Just admit that you don't like the fact that a company ran by a guy you don't like is succeeding. I admit my biases, but do you?
Solyndra was a bet that silicon prices would remain high. It was a way to get more power out of less silicon. The bet was wrong. With the drop in price in silicon, their death was inevitable. They also had a weird design decision, going for the concentrator. It made sense (in the economics of the time) to go for either concentrators or CIGS, but not both.
That said, the government took way too much flak - politically motivated - over Solyndra. With any diverse profile of startup investments, you expect some to fail. Economists analyzing the ARRA post-facto have been by and large given it quite positive evaluations for its effects on the economy. The loans program office had already wiped out the Solyndra loss just two years later.
"99 dead duelists of Dios on the wall. 99 dead duelists of Dios! Take one's ring, pass it around..."
In steady state - no. While plowing a large amount of money into massive factories to pump out the next generation of products - absolutely, yes.
While taking money for cars they haven't started producing or buying components for: No.
Is it still a fun fact if it's neither fun nor a fact?
For the 9 months ending Sep 30 2016, they made $1,150,984,000 (1.1 billion) in revenue selling cars, of which $195,592,000 (0.1 billion) was from ZEV carbon credits.
In fact, they take OUT the carbon credits from their GAAP reporting numbers (what this article refers to) so that their results aren't skewed.
It's right there in black and white in the results: http://files.shareholder.com/d...
Tesla changes their accounting methods.
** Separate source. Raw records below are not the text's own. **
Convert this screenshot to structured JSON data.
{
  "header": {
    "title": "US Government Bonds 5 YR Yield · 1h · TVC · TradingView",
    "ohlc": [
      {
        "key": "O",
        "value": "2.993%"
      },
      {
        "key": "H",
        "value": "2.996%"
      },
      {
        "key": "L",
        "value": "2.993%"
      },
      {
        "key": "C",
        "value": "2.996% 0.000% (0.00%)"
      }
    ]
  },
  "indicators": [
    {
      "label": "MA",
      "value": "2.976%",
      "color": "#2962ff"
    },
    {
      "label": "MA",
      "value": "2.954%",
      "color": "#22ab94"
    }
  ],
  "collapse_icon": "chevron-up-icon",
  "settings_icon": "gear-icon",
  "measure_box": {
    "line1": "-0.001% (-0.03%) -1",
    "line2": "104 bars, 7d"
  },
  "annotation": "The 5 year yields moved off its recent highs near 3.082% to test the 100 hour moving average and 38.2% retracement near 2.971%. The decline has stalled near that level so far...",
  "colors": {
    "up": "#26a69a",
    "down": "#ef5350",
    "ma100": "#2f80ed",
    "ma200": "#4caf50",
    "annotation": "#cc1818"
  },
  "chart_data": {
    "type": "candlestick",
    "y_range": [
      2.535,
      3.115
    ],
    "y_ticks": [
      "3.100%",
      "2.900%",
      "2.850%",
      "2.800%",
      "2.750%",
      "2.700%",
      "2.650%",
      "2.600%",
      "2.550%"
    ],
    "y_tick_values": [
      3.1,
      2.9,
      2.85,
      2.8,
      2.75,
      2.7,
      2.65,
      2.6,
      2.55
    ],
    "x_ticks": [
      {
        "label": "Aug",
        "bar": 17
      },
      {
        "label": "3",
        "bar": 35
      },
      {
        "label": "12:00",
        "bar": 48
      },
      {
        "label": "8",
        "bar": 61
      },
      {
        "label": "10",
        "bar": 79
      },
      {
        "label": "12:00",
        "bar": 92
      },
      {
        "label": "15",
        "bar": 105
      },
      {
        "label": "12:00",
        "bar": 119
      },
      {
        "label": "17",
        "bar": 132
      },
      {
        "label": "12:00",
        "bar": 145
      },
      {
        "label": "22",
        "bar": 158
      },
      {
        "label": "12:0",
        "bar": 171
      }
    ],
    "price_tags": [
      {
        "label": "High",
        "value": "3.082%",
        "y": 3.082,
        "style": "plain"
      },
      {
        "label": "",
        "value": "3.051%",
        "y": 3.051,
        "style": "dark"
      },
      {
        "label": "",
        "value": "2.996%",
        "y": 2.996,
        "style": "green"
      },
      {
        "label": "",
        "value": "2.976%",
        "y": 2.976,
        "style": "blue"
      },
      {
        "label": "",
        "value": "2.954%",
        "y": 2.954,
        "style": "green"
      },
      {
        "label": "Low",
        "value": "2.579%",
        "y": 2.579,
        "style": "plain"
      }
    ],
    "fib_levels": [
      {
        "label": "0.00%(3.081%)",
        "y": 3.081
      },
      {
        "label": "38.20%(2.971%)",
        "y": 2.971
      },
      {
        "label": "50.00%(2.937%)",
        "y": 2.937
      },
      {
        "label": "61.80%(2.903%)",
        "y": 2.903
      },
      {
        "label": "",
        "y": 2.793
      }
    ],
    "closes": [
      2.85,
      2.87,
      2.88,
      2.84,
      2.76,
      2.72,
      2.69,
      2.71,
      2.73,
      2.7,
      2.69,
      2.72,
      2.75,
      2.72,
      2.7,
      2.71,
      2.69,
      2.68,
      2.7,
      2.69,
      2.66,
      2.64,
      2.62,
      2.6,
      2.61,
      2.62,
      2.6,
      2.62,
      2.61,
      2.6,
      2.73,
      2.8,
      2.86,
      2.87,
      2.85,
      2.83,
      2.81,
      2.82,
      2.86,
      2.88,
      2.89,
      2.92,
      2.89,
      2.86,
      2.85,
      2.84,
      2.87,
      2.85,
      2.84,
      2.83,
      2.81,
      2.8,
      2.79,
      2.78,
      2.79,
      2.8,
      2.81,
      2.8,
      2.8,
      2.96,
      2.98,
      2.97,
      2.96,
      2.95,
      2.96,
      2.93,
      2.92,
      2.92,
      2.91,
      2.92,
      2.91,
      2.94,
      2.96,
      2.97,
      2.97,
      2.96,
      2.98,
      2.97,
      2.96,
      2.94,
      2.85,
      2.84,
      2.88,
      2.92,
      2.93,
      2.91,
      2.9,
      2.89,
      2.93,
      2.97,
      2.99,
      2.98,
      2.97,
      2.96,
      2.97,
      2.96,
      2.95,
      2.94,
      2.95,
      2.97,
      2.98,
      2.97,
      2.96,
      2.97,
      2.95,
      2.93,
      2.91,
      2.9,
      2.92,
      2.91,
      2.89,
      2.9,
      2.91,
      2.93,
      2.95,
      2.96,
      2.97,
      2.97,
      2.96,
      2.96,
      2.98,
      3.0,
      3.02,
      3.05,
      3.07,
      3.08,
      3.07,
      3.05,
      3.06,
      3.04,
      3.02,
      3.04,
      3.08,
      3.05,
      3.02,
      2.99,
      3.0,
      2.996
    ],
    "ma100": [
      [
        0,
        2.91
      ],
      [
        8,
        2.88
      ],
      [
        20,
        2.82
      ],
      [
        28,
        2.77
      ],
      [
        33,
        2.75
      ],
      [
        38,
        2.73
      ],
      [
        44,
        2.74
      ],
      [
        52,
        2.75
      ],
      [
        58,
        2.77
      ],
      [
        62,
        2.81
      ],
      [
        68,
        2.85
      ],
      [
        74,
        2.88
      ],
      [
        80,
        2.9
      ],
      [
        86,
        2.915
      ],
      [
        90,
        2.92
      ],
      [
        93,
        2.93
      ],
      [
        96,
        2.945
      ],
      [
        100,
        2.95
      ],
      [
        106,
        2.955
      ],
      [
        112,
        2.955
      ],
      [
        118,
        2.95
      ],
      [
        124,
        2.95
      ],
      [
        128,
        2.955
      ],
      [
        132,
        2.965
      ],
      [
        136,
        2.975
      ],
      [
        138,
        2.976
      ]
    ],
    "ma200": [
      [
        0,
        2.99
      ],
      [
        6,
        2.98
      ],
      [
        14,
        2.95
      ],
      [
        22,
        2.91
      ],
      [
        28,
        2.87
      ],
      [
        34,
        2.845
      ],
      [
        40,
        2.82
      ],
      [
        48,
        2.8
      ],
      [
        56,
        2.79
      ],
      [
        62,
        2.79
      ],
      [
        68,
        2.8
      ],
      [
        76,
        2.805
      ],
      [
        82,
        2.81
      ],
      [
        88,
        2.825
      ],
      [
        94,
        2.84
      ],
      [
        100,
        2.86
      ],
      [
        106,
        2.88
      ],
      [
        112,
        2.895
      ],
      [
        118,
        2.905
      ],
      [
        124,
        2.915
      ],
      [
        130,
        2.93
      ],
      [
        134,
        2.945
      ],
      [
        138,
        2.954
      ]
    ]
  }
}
Dumb money is excited that TSLA is profitable. Smart money has no idea what to make of these numbers but know something smells musky.
As far as I can tell (Yes, I am a forensic accountant) they sold a lot of now-obsolete cars at a big discount and did some other tricks to prop up sales and push Q4 revenue into Q3, Q3 expenses into Q4, etc.
Now, it really doesn't matter if they're profitable or not because they have plenty of money in the bank and $22 million is a rounding error. Except Tesla is trying to buy Solar City. Why? Basically to bail out Elon Musk since Solar City is a turd circling the drain and Elon has a lot of money tied up in it (directly and indirectly through his other company, Space X). A lot of Tesla stock holders recognize this shit for what it is. But if Tesla can eek out a profit, dumb money thinks Elon is a fucking genius and let him buy up Solar City.
I just want to point out that the OP is:
1) Claiming to be a forensic accountant
2) online
3) as AC.
4) Framing his position in emotional terms (dumb money, smart money)
5) While showing no specifics. (Tesla changed accounting methods? Using nebulously-defined "tricks"?)
6) For a company whose analysis is largely partisan.
I don't know why people bother reading up on Tesla, news and analysis is all over the map. Price points from $150 to $400 per share, negative/positive outlooks, baldfaced lies about specs, dangers, and recalls, and all absolutely certain of their analysis.
It's almost as if there are large groups of people who would personally benefit from Tesla's success or failure, and who are willing to lie and mislead to bring about that result.
We spent 2 trillion dollars and 4000 lives to protect the oil industry. Heck, overthrowing democratically elected leaders for oil companies is one root cause of the radicalization of the middle east.
I think I can cut clean solar/electric industries a little slack when i consider what we spend t help the oil industry.
Their subsidies are buried so deep in the government, they don't even look like subsidies any more.
But imagine if 5 years from now, Oil demand had dropped another 10% due to electric cars? We'd be a lot less tempted to get involved in foreign entanglements.
She was like chocolate when she drank... semi-sweet at first and then increasingly bitter.